When I think of Hollow Knight, I think of Quirrel.
Quirrel is a bug who finds himself returning to Hallownest for reasons he does not know. It just calls for him and he heeds its call. It’s the same call he invokes when you meet outside of Monomon’s archives in the heart of the Fog Canyon. He’s sure it’ll be his undoing but he does it anyway. He can’t not. He follows that feeling all the way to your encounter with Uumuu and lends a helping hand from a gentle soul. Quirrel finds peace in knowing that he aided you in restoring it to the place he once gave his life to. His sword remains in the sands of Blue Lake as he departs.
I also think of Zote the Mighty. Zote’s a little lost and is just here trying to find himself. He’s looking in the wrong places. In the Colosseum of Fools, I smacked him around just enough for him to learn that I think. On the surface, in Dirtmouth, he spends the rest of his days with a new companion to regale with tales of his greatness because in someone, not something, has Zote found what he came to Hallownest for.

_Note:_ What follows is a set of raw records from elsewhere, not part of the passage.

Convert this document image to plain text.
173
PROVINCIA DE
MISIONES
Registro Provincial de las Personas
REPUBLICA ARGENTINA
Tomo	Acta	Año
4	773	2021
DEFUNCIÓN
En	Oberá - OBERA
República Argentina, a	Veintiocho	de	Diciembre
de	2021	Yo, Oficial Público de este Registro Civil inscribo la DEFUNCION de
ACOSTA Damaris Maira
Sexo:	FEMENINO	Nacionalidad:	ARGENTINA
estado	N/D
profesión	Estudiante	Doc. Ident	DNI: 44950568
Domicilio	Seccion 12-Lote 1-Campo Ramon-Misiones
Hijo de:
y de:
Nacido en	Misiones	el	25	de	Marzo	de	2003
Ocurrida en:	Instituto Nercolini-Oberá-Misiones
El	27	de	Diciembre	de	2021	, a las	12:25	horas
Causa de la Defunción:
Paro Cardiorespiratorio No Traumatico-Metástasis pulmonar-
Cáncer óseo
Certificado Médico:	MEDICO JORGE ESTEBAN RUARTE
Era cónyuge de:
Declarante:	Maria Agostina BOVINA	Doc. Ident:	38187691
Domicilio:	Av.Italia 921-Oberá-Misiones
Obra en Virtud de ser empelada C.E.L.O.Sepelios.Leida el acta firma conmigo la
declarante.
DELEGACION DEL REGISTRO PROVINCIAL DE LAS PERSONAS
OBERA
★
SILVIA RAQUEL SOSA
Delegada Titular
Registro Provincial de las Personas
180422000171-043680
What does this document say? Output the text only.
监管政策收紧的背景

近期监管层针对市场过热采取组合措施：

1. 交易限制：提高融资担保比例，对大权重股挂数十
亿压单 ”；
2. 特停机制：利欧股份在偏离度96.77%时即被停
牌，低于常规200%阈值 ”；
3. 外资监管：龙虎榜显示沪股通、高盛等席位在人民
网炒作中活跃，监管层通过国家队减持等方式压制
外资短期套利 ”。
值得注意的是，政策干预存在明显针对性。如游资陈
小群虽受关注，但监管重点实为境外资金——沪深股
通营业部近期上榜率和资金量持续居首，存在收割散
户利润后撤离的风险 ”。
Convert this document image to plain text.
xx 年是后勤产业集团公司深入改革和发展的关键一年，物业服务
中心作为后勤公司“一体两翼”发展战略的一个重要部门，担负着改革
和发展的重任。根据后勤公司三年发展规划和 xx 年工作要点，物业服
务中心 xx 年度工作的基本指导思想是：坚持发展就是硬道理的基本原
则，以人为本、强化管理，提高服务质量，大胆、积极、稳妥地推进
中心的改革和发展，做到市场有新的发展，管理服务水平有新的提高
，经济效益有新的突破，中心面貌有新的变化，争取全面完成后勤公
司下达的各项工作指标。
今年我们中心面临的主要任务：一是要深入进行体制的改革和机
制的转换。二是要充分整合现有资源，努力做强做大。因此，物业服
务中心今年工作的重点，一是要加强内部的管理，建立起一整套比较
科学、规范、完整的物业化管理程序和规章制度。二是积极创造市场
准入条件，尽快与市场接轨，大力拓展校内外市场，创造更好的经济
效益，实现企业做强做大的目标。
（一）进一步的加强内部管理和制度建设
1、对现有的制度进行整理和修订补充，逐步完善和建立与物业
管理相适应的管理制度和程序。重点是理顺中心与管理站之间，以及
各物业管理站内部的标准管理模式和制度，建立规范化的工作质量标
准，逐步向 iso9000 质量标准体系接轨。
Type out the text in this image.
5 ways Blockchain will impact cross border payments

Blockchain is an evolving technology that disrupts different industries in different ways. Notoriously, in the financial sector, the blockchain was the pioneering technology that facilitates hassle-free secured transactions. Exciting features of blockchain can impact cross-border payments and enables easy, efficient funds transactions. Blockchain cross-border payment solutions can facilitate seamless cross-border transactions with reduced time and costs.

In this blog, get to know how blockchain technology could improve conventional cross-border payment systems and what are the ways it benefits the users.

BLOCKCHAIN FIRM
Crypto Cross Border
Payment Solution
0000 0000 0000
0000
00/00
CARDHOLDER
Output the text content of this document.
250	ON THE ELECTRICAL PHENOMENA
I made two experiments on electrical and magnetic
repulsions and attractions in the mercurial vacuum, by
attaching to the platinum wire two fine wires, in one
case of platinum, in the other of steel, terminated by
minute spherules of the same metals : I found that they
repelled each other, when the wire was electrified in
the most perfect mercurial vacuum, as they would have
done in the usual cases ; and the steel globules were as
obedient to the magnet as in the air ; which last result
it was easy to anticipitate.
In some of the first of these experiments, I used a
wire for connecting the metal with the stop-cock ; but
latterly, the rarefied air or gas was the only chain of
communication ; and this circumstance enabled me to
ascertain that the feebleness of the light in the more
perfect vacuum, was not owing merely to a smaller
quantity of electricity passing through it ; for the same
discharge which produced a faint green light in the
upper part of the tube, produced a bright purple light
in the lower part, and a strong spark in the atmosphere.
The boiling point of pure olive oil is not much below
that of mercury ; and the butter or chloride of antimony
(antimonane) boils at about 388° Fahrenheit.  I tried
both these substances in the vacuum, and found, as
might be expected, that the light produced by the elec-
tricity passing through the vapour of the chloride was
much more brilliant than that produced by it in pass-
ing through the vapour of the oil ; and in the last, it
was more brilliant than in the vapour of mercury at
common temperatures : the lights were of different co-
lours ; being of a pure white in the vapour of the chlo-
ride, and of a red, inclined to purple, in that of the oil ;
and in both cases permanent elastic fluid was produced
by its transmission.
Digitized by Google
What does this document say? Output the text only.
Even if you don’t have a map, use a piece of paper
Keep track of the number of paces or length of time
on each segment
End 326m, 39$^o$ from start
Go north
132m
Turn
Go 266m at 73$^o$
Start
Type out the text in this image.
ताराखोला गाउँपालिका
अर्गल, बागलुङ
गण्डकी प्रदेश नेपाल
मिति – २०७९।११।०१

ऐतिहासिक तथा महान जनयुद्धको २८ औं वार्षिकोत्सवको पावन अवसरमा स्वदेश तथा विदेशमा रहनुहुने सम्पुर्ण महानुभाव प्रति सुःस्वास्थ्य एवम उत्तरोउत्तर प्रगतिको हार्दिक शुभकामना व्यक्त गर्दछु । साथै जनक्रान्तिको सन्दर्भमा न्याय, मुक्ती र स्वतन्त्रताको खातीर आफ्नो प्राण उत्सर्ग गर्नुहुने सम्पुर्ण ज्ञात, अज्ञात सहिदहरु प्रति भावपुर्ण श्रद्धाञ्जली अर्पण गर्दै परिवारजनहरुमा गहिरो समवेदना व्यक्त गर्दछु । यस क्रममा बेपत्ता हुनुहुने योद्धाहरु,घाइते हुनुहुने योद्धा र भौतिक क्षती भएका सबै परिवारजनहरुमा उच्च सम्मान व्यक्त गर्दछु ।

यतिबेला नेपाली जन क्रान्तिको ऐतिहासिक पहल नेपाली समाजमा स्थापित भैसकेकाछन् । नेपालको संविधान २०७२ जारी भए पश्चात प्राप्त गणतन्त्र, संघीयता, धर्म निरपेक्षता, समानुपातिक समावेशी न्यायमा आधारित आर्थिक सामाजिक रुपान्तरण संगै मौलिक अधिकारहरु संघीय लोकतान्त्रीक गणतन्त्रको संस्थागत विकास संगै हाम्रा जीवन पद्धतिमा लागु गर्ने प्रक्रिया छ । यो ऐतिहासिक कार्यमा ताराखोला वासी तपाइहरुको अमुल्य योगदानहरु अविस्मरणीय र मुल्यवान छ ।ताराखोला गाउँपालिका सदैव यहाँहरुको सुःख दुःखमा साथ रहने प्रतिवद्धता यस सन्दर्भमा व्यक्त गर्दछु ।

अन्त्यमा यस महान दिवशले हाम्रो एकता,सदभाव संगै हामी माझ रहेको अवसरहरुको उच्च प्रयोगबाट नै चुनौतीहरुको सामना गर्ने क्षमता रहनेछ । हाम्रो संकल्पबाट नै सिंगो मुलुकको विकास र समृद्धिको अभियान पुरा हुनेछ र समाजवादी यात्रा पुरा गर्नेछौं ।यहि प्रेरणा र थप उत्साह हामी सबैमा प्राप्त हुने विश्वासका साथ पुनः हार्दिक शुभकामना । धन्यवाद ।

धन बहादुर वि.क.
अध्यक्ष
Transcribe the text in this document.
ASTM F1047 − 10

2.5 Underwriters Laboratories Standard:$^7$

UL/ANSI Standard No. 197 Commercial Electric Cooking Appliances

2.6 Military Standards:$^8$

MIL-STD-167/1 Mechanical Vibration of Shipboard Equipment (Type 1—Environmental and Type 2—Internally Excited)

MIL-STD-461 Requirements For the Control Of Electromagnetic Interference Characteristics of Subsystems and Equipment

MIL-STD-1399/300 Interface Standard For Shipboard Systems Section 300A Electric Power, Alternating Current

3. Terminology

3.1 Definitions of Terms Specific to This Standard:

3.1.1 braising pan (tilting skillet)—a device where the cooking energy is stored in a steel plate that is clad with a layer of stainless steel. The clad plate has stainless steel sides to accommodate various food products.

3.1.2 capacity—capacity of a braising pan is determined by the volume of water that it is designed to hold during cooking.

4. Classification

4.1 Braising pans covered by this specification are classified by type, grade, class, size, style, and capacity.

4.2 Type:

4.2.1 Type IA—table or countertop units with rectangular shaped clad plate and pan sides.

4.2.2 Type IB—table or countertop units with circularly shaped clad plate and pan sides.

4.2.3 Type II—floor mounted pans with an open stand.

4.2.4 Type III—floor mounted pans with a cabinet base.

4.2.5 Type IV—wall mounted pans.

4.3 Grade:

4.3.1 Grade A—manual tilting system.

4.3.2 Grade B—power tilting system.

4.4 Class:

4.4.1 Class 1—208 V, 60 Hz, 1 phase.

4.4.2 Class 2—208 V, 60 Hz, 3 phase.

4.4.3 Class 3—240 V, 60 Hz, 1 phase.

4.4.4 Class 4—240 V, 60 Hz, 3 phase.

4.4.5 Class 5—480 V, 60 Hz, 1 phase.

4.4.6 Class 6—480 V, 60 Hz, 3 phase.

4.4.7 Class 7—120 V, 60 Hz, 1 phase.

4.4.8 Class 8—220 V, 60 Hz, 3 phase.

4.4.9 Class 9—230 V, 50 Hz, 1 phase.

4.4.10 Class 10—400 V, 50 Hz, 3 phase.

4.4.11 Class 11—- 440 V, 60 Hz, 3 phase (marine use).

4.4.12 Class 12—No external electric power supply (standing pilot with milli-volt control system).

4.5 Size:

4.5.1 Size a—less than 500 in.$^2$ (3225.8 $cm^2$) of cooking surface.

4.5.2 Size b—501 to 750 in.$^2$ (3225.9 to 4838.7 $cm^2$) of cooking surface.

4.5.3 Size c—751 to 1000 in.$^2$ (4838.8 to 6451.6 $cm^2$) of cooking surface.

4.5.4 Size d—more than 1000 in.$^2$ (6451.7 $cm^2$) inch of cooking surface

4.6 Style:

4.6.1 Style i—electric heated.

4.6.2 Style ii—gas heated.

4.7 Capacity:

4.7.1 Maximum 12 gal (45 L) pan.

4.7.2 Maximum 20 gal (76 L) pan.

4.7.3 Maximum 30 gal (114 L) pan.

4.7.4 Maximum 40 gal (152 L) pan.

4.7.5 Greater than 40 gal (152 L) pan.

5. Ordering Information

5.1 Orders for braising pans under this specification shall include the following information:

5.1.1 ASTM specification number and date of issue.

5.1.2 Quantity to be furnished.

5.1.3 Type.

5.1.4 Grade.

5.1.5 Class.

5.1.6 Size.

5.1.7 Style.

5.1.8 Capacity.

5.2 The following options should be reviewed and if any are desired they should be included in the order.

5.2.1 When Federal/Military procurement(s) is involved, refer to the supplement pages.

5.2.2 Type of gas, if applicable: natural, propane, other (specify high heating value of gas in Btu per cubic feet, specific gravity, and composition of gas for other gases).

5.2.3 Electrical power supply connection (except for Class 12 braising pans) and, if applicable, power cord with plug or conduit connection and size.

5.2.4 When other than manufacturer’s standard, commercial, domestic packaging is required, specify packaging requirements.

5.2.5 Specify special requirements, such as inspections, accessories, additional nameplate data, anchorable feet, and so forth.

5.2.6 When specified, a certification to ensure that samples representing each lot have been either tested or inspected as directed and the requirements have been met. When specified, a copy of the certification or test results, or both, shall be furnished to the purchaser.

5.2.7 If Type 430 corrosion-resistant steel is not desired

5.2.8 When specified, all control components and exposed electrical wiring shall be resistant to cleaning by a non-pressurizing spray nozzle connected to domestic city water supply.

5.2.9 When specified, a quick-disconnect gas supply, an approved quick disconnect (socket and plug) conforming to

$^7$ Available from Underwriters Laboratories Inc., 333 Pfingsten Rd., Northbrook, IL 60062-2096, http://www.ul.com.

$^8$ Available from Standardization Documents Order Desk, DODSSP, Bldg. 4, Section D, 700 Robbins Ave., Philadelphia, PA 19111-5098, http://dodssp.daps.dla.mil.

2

I think of Tiso, who came for glory. I think of the lessons he could’ve learned from watching Zote. I think of his body decaying at the bottom of Kingdoms Edge, sure to join the leagues of others who just couldn’t cut it. I’m sorry it had to be that way.
I think of Cloth, the unlikeliest of heroes. A gentle giantess by bugs standards, who could never bring herself to harm a thing. I think of how she saved me from the Traitor Lord. I think of the sacrifice she had to make to do that for me. She’s the greatest hero of Hallownest and no one will ever know. But I will.
Hollow Knight is a composition of perfectly flawed human stories like this. Like all of them, I am unspeakably drawn to Hallownest. Hallownest holds so much promise. It changes people and makes them feel whole, or at least that’s what it promises. Like a lot of those stories, we can’t tell how it all ends but know that some resolution will come of the journey. We just have to take the leap.
Hallownest may be a metaphor here, y’all.
I’ve found myself in a place in life where everything is up in the air. I’m on the precipice of setting into motion a series of changes that could alter everything for a long time. This is uncharted territory for me. As far as all-time great treks into the unknown go, there’s adulthood and Hollow Knight. It understands the fear of leaping into something new and mysterious but also gets why we do it anyways. It succeeds at letting you derive your own meaning from the perils of the path laid out before you. More importantly it allows you the time to explore the world of possibilities before you, even if the thing beyond the doorway is utterly frightening. There’s no more perfect a game to capture what life has been like for a while and I’m eternally grateful to it for what it’s been able to give me: a renewed excitement about the future despite the mystery surrounding it.